Discovery has released a new trading update which shows its headline profit will be 10% and 15% lower than the previous year as it invests billions of rands into Discovery Bank and its Vitality business in the UK.
In addition, the group has seen an unusual spike in large death claims in Discovery Life in the first six months of its financial year.
But Discovery also reported that its new premium income grew by almost 13%, and that its debt situation is improving, although finance costs rose by R240 million over the past year.
Discover Health, which manages the medical schemes of 3.3 million beneficiaries and has a market share of more than 40% in South Africa, saw its normalised profit increase by 10%, with only 1% growth in new business. Its rewards programme Vitality struggled, and new business shrank, while its profit grew by 3%.
Its new VitalityHealth and VitalityLife businesses in the UK saw solid profit growth over the past financial year.

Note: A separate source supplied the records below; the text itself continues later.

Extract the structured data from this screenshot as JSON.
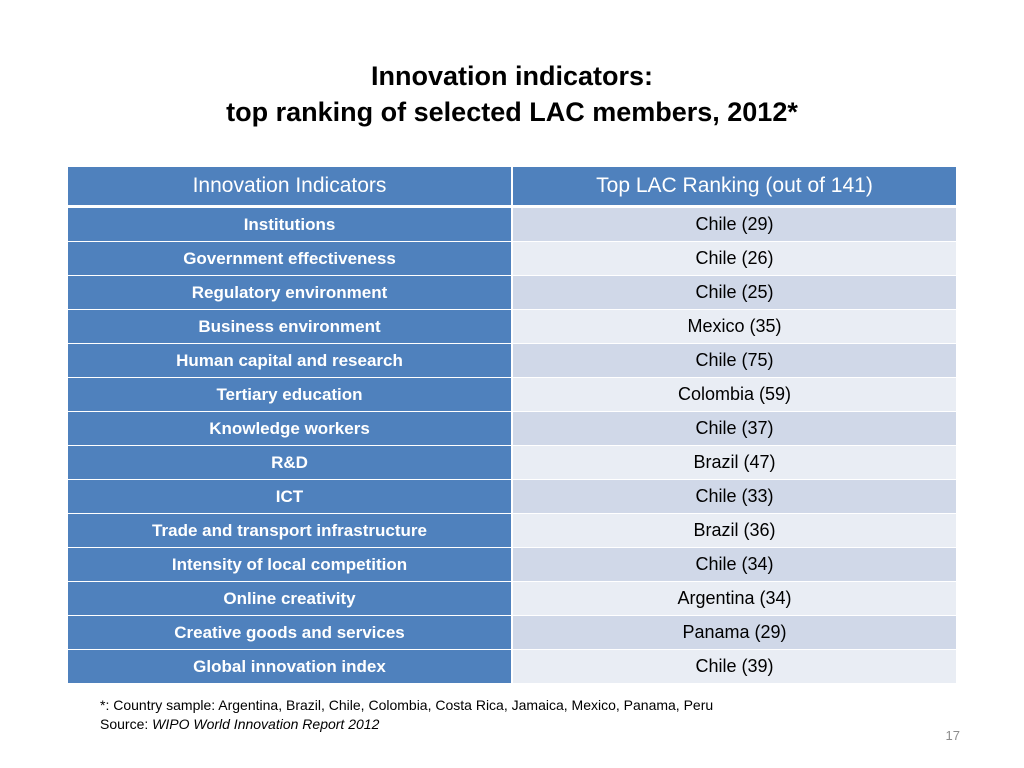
{
  "title": {
    "line1": "Innovation indicators:",
    "line2": "top ranking of selected LAC members, 2012*"
  },
  "table": {
    "headers": [
      "Innovation Indicators",
      "Top LAC Ranking (out of 141)"
    ],
    "rows": [
      {
        "indicator": "Institutions",
        "ranking": "Chile (29)"
      },
      {
        "indicator": "Government effectiveness",
        "ranking": "Chile (26)"
      },
      {
        "indicator": "Regulatory environment",
        "ranking": "Chile (25)"
      },
      {
        "indicator": "Business environment",
        "ranking": "Mexico (35)"
      },
      {
        "indicator": "Human capital and research",
        "ranking": "Chile (75)"
      },
      {
        "indicator": "Tertiary education",
        "ranking": "Colombia (59)"
      },
      {
        "indicator": "Knowledge workers",
        "ranking": "Chile (37)"
      },
      {
        "indicator": "R&D",
        "ranking": "Brazil (47)"
      },
      {
        "indicator": "ICT",
        "ranking": "Chile (33)"
      },
      {
        "indicator": "Trade and transport infrastructure",
        "ranking": "Brazil (36)"
      },
      {
        "indicator": "Intensity of local competition",
        "ranking": "Chile (34)"
      },
      {
        "indicator": "Online creativity",
        "ranking": "Argentina (34)"
      },
      {
        "indicator": "Creative goods and services",
        "ranking": "Panama (29)"
      },
      {
        "indicator": "Global innovation index",
        "ranking": "Chile (39)"
      }
    ]
  },
  "footnote": {
    "sample": "*: Country sample: Argentina, Brazil, Chile, Colombia, Costa Rica, Jamaica, Mexico, Panama, Peru",
    "source_label": "Source: ",
    "source_text": "WIPO World Innovation Report 2012"
  },
  "page_number": "17",
  "colors": {
    "header_blue": "#4f81bd",
    "row_band_dark": "#d0d8e8",
    "row_band_light": "#e9edf4"
  }
}
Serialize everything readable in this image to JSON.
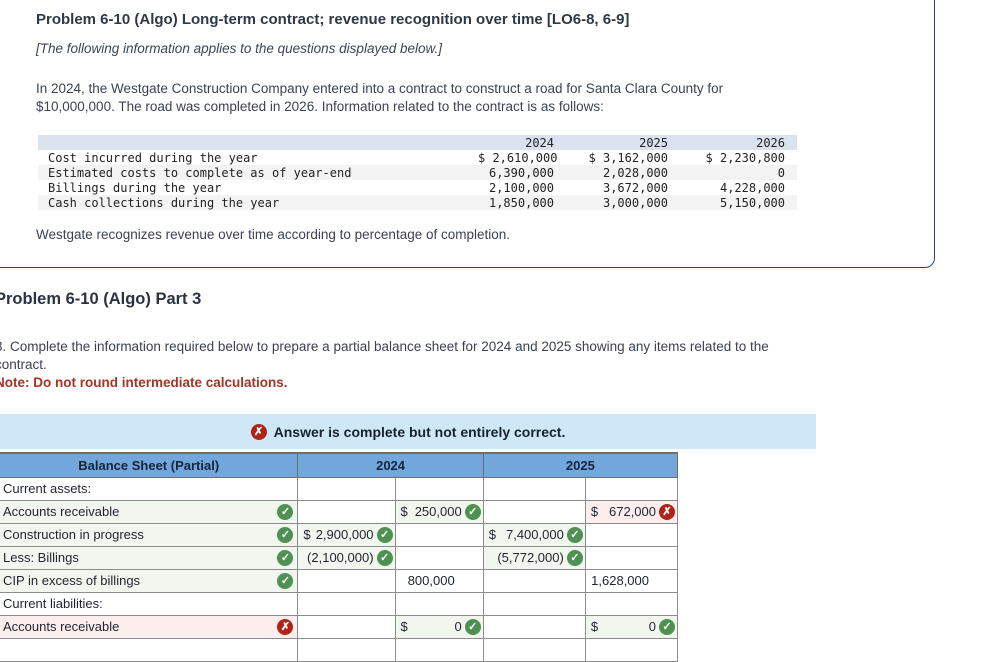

Discovery says it is currently spending around 20% of its profits on its new businesses, but that will fall to 10% in the next couple of years.
“Profit growth is expected to return to its stated goal of CPI plus 10% and the Group is well capitalised for its five-year planning horizon.”
Discovery, which has lost a fifth of its market value after the publication of the National Health Insurance (NHI) Bill earlier this month, says the legislation is not expected to have a material long-term impact on its Discovery Health business.
The NHI foresees the creation of a fund that will be a massive state-run medical scheme, and all South Africans will be members. This cast doubt over the future of private medical schemes.
But Discovery believes the NHI “”may in fact present new opportunities for growth and product innovation.”
Its share price gained more than 6% by early afternoon on Friday, following the trading update.
Discovery’s annual result will be released on 4 September.